Statistical/cryptographic systems, such as Language Weaver, calculate the probabilities of correspondence by examining parallel texts. They then "learn" these translation patterns and use them to translate similar constructs. But claims of extraordinary accuracy are generally not borne out in tests by professional, human translators.
The holy grail of MT is FAHQT: Fully Automatic, High-Quality Translation. For now, professional and amateur users content themselves with "gisting"—the practice of accepting 80 percent accuracy so as to get a general sense of a text's meaning. (Ninety percent accuracy leaves one error on every line.) Professionals who work with MT always do so in conjunction with human judgment, either by "pre-editing" to limit vocabulary or by "post-editing" to correct errors. In my job, where political sensitivity and nuance are everything, "gisting" would be worse than useless. On the other hand, I often use a dedicated memory-based system to translate treaty names, provisions of international law, and the like because they are directly correspondent and there's no risk of error.
There are plenty of computer scientists who think we don't need to settle for Not Really Automatic, Pretty-Mediocre Translation. Mike Collins of MIT, for one, has high hopes for "machine learning," which bypasses the need to hand-encode software by comparing broad databases of text previously translated by humans. In theory, this will allow the machine translator to learn grammatical rules. With vast oceans of multilingual text now available digitally—Collins cites documents created by the European Parliament—this may indeed be the best hope for MT, though it is probably still a long way from affordable commercial application.
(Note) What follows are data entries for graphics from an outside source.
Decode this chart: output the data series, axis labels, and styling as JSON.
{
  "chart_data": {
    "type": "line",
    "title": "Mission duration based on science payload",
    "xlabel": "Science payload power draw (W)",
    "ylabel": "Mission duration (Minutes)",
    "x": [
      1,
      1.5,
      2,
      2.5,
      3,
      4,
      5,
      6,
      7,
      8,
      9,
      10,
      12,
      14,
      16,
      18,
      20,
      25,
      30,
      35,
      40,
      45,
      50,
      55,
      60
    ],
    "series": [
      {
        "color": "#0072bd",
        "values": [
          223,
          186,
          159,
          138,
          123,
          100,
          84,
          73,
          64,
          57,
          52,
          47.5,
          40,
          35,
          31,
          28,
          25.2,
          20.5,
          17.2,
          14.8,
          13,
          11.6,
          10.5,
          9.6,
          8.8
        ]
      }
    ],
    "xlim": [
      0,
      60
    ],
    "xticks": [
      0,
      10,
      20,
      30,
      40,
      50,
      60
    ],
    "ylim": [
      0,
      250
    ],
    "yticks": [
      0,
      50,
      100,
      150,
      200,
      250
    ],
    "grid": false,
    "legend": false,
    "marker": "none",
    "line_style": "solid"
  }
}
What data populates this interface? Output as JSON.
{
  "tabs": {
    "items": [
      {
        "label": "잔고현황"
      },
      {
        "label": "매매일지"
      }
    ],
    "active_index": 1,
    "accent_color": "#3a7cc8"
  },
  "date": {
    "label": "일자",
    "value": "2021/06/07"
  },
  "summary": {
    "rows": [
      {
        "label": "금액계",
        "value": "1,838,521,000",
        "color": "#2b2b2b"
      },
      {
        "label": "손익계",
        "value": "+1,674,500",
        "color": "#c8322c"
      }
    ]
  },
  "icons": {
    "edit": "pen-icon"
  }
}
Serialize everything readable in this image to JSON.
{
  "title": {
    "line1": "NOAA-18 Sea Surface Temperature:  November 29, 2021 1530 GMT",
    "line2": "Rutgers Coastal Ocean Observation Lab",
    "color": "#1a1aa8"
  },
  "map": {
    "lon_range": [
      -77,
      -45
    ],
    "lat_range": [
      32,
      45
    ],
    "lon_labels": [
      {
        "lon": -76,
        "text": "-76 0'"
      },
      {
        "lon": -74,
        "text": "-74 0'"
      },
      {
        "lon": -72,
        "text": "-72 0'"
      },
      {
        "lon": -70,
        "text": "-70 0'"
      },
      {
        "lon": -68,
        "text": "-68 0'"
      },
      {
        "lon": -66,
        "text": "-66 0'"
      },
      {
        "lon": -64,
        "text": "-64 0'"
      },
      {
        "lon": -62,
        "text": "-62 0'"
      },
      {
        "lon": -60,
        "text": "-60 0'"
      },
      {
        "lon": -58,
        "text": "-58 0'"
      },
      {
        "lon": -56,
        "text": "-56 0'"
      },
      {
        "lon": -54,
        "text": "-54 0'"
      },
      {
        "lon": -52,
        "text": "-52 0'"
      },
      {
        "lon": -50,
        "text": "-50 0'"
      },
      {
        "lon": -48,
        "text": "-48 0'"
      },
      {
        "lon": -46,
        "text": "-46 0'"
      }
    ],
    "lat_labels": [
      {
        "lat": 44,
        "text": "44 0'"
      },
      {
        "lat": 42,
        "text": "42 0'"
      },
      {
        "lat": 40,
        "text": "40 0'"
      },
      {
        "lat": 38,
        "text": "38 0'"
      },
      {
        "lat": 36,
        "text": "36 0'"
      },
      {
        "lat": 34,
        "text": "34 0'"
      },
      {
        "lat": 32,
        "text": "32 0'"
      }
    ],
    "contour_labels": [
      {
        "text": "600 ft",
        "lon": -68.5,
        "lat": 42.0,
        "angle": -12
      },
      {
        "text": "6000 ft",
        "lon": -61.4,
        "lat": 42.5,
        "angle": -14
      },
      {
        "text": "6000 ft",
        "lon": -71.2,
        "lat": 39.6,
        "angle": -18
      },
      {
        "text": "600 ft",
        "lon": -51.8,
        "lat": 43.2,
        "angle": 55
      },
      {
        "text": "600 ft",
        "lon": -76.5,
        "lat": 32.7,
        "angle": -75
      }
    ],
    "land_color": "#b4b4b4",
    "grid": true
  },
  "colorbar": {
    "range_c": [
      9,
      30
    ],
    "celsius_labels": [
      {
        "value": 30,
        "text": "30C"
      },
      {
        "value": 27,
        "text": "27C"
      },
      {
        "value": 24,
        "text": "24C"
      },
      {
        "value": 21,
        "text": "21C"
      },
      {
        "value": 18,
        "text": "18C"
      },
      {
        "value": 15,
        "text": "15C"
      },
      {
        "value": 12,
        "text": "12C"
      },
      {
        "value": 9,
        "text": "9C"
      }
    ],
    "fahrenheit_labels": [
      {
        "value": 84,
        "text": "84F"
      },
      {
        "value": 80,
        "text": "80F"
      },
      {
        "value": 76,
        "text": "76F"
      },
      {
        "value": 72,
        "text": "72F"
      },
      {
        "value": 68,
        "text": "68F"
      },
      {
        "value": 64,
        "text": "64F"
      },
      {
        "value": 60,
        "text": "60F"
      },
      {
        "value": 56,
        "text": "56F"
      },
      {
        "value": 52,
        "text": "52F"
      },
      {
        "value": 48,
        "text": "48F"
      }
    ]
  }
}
Language Weaver CEO Bryce Benjamin acknowledges that even the best translation software cannot hope to replace human translators; it is simply one tool "to help them to increase productivity and value." That was all I needed to know. The war on terrorism notwithstanding, my job and those of thousands of professional translators in the arts, sciences, and industry seem relatively safe for now. But then again, horses were pretty damn sure of themselves 100 years ago, and look what happened to them.